Related Party Transactions and Balances
Key management personnel include those persons having authority and responsibility for planning, directing and controlling the activities of the Company as a whole. The Company has determined that key management personnel consist of members of the Company's current and former Board of Directors and its executive officers.
(a) During the three months ended January 31, 2025 and 2024 the following compensation was incurred:
| 2025 | 2024 | |
|---|---|---|
| $ | $ | |
| Mr. Kurt Budge, CEO (1) | 30,735 | - |
| Mr. Lars-Eric Johansson, Chairman and director | 8,100 | 8,100 |
| Mr. Eric Krafft, director (1) | 8,100 | 8,100 |
| Mr. Daniel Major, director | 8,100 | 8,100 |
| Mr. Sanjay Swarup, CFO | 9,874 | 9,519 |
| Ms. Manuela Balaj-Coroiu, Corporate Secretary | 12,600 | 12,600 |
| 77,509 | 46,419 |
(1) On May 19, 2024, Kurt Budge was appointed as Chief Executive Officer ("CEO") taking over from Eric Krafft.

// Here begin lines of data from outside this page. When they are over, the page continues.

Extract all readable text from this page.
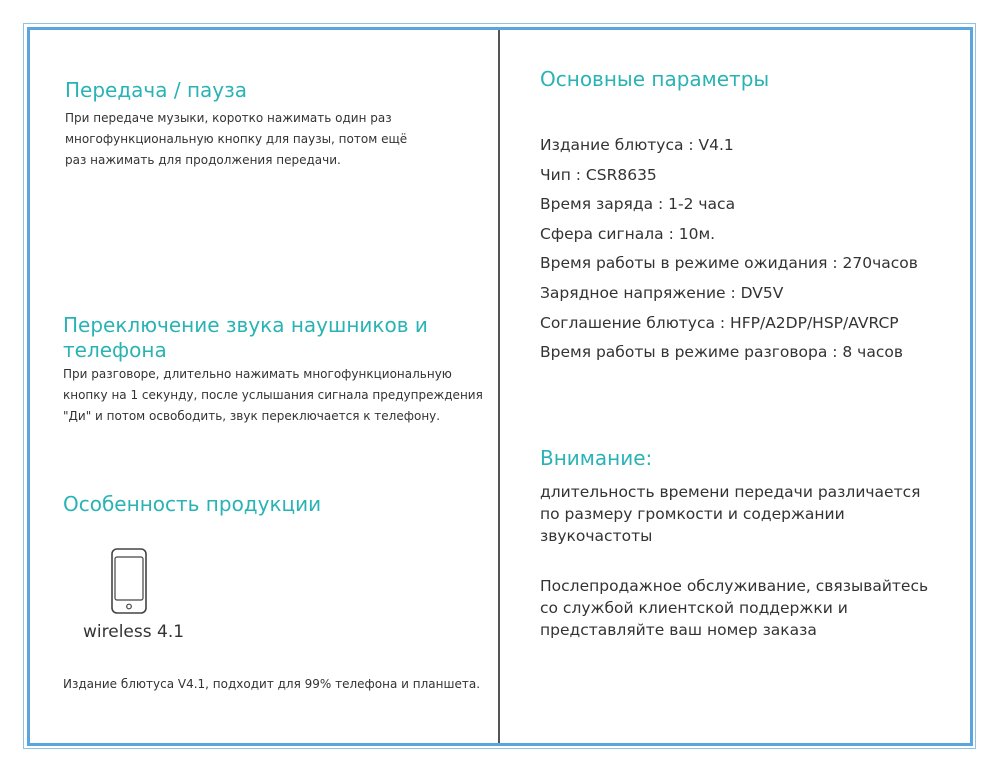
Передача / пауза
При передаче музыки, коротко нажимать один раз
многофункциональную кнопку для паузы, потом ещё
раз нажимать для продолжения передачи.
Переключение звука наушников и
телефона
При разговоре, длительно нажимать многофункциональную
кнопку на 1 секунду, после услышания сигнала предупреждения
"Ди" и потом освободить, звук переключается к телефону.
Особенность продукции
wireless 4.1
Издание блютуса V4.1, подходит для 99% телефона и планшета.
Основные параметры
Издание блютуса : V4.1
Чип : CSR8635
Время заряда : 1-2 часа
Сфера сигнала : 10м.
Время работы в режиме ожидания : 270часов
Зарядное напряжение : DV5V
Соглашение блютуса : HFP/A2DP/HSP/AVRCP
Время работы в режиме разговора : 8 часов
Внимание:
длительность времени передачи различается
по размеру громкости и содержании
звукочастоты
Послепродажное обслуживание, связывайтесь
со службой клиентской поддержки и
представляйте ваш номер заказа
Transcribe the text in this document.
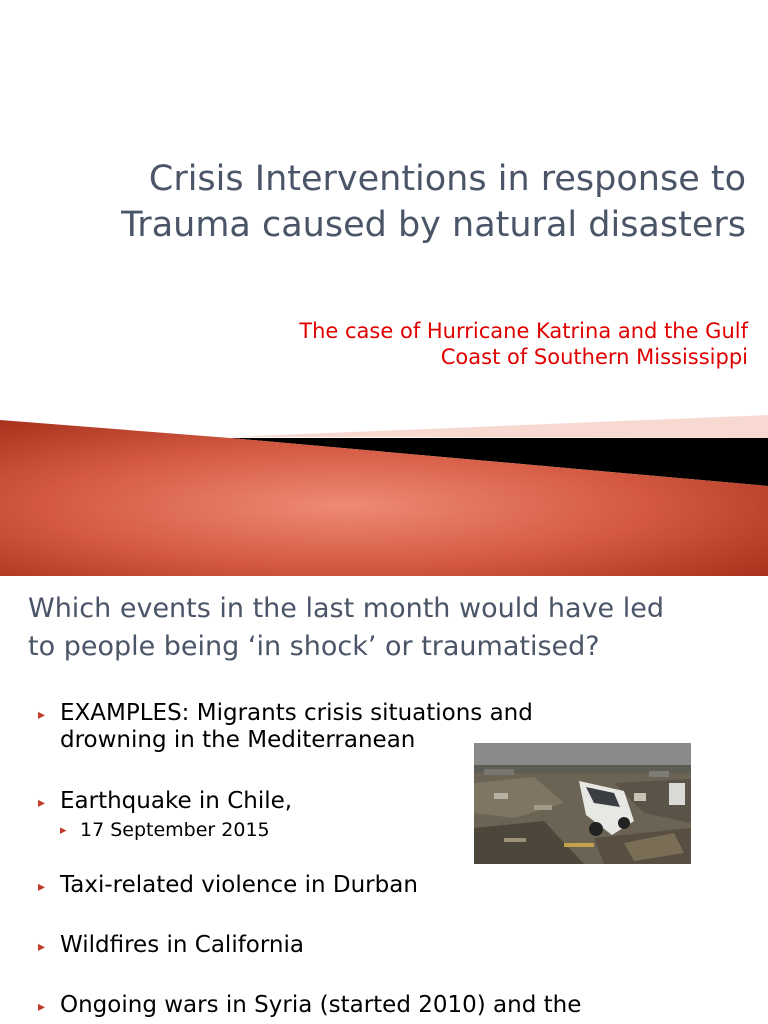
Crisis Interventions in response to
Trauma caused by natural disasters

The case of Hurricane Katrina and the Gulf
Coast of Southern Mississippi

Which events in the last month would have led
to people being ‘in shock’ or traumatised?
▸ EXAMPLES: Migrants crisis situations and
drowning in the Mediterranean
▸ Earthquake in Chile,
▸ 17 September 2015
▸ Taxi-related violence in Durban
▸ Wildfires in California
▸ Ongoing wars in Syria (started 2010) and the
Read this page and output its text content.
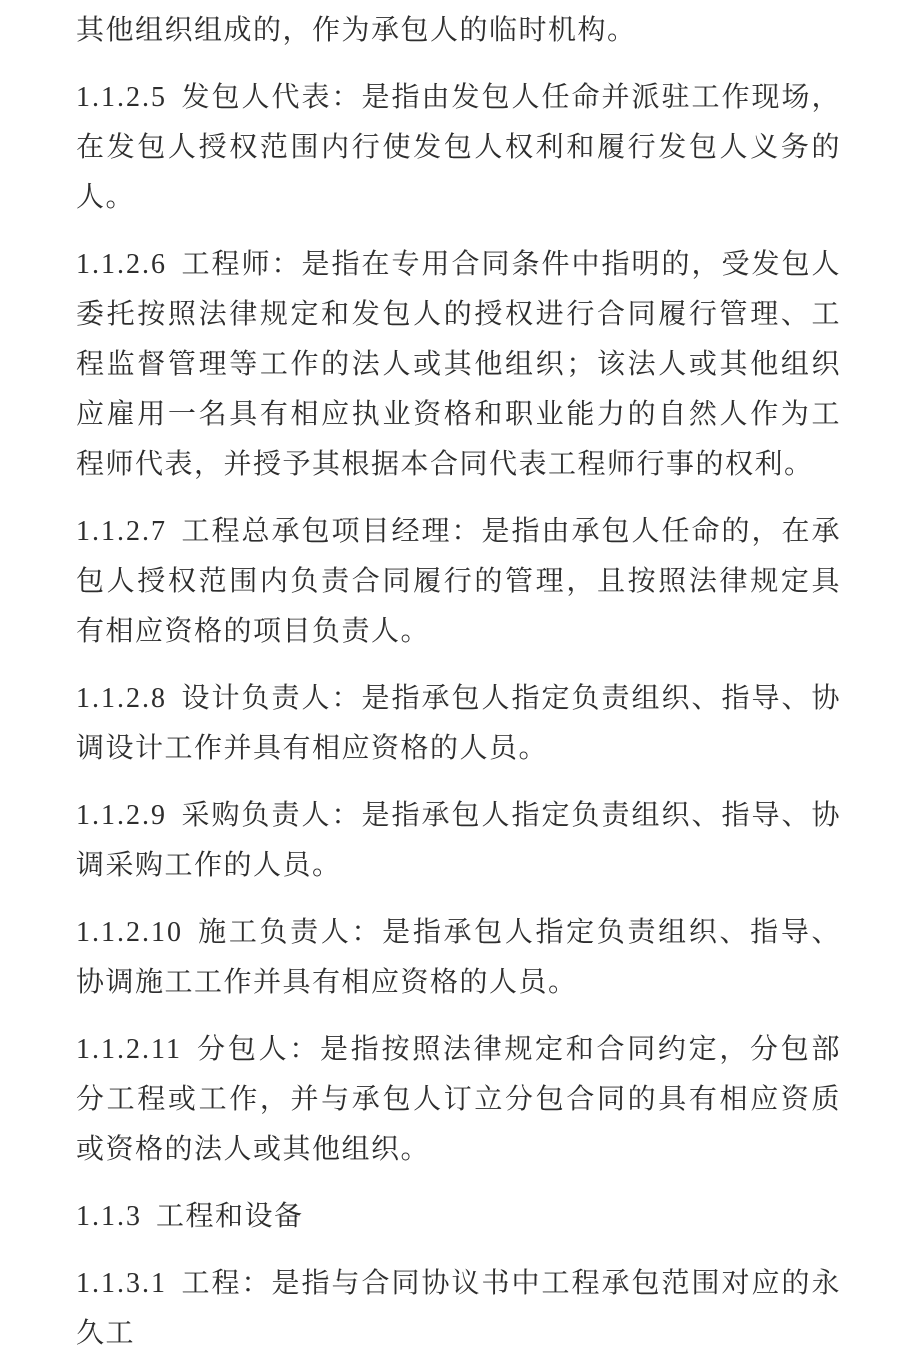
其他组织组成的，作为承包人的临时机构。

1.1.2.5 发包人代表：是指由发包人任命并派驻工作现场，在发包人授权范围内行使发包人权利和履行发包人义务的人。

1.1.2.6 工程师：是指在专用合同条件中指明的，受发包人委托按照法律规定和发包人的授权进行合同履行管理、工程监督管理等工作的法人或其他组织；该法人或其他组织应雇用一名具有相应执业资格和职业能力的自然人作为工程师代表，并授予其根据本合同代表工程师行事的权利。

1.1.2.7 工程总承包项目经理：是指由承包人任命的，在承包人授权范围内负责合同履行的管理，且按照法律规定具有相应资格的项目负责人。

1.1.2.8 设计负责人：是指承包人指定负责组织、指导、协调设计工作并具有相应资格的人员。

1.1.2.9 采购负责人：是指承包人指定负责组织、指导、协调采购工作的人员。

1.1.2.10 施工负责人：是指承包人指定负责组织、指导、协调施工工作并具有相应资格的人员。

1.1.2.11 分包人：是指按照法律规定和合同约定，分包部分工程或工作，并与承包人订立分包合同的具有相应资质或资格的法人或其他组织。

1.1.3 工程和设备

1.1.3.1 工程：是指与合同协议书中工程承包范围对应的永久工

(b) During the three months ended January 31, 2025, the Company incurred $15,164 (2024 - $14,619) for accounting services of SKS Business Services.

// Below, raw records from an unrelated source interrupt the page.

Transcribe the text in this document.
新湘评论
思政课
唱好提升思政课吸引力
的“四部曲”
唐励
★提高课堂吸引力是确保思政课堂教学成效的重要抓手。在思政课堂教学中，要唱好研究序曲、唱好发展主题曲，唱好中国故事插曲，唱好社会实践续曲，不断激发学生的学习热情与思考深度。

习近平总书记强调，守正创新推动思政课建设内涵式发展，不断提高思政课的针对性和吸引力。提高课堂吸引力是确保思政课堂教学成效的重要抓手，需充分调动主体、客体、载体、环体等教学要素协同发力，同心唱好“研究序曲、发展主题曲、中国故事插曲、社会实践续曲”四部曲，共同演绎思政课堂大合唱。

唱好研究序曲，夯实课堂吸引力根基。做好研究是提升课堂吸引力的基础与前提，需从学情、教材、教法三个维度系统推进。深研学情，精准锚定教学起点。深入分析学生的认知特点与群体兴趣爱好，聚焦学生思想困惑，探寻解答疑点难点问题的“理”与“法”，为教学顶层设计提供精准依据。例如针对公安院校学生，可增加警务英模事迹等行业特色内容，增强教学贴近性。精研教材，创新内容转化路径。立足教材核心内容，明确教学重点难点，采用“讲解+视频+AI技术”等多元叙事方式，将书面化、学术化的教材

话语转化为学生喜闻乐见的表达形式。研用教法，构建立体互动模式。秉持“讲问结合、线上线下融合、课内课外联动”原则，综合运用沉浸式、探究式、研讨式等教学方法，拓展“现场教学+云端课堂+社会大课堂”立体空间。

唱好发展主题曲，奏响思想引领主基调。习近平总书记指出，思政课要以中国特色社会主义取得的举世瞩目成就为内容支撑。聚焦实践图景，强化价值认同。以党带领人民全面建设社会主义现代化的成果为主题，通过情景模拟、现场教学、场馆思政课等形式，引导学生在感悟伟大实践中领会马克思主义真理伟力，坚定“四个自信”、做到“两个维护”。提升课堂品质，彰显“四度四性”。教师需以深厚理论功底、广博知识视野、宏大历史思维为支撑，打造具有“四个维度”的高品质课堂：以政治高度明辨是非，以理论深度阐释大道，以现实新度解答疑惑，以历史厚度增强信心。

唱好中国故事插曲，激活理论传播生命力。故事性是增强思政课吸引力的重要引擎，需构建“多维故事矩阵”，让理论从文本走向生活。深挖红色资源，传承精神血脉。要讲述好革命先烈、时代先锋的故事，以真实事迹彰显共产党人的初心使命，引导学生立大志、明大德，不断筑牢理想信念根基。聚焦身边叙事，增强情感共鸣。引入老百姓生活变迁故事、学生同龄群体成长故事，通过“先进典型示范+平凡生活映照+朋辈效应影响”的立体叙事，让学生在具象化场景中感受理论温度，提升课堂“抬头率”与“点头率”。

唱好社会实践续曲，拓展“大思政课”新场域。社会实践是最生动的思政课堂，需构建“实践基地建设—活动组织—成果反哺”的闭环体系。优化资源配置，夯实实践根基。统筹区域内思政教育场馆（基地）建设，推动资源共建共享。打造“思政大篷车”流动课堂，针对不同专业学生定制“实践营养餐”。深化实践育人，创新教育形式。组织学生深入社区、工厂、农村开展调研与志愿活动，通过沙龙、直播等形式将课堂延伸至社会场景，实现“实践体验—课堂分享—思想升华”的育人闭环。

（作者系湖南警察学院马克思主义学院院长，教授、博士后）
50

(c) In addition, during the three months ending January 31, 2025 and 2024 the company incurred share-based compensation for key management personnel as follows:
| 2025 | 2024 | |
|---|---|---|
| $ | $ | |
| Mr. Eric Krafft | 43,132 | 47,773 |
| Mr. Kurt Budge | 30,281 | - |
| Mr. Lars-Eric Johansson | 21,566 | 28,875 |
| Mr. Daniel Major | 21,566 | 28,875 |
| Ms. Manuela Balaj-Coroiu | 2,437 | 3,819 |
| Mr. Sanjay Swarup | 1,652 | 1,890 |
| Mr. Filip Kozlowski | - | 17,959 |
| 120,634 | 129,191 |
Outstanding Share Data
The Company's authorized share capital is unlimited common shares without par value. As of March 21, 2025, there were 232,061,949 issued and outstanding common shares 62,856,130 warrants outstanding with exercise prices ranging from $0.20 to $0.225 per share and 15,050,000 share options outstanding with exercise prices ranging from $0.195 to $0.20 per share.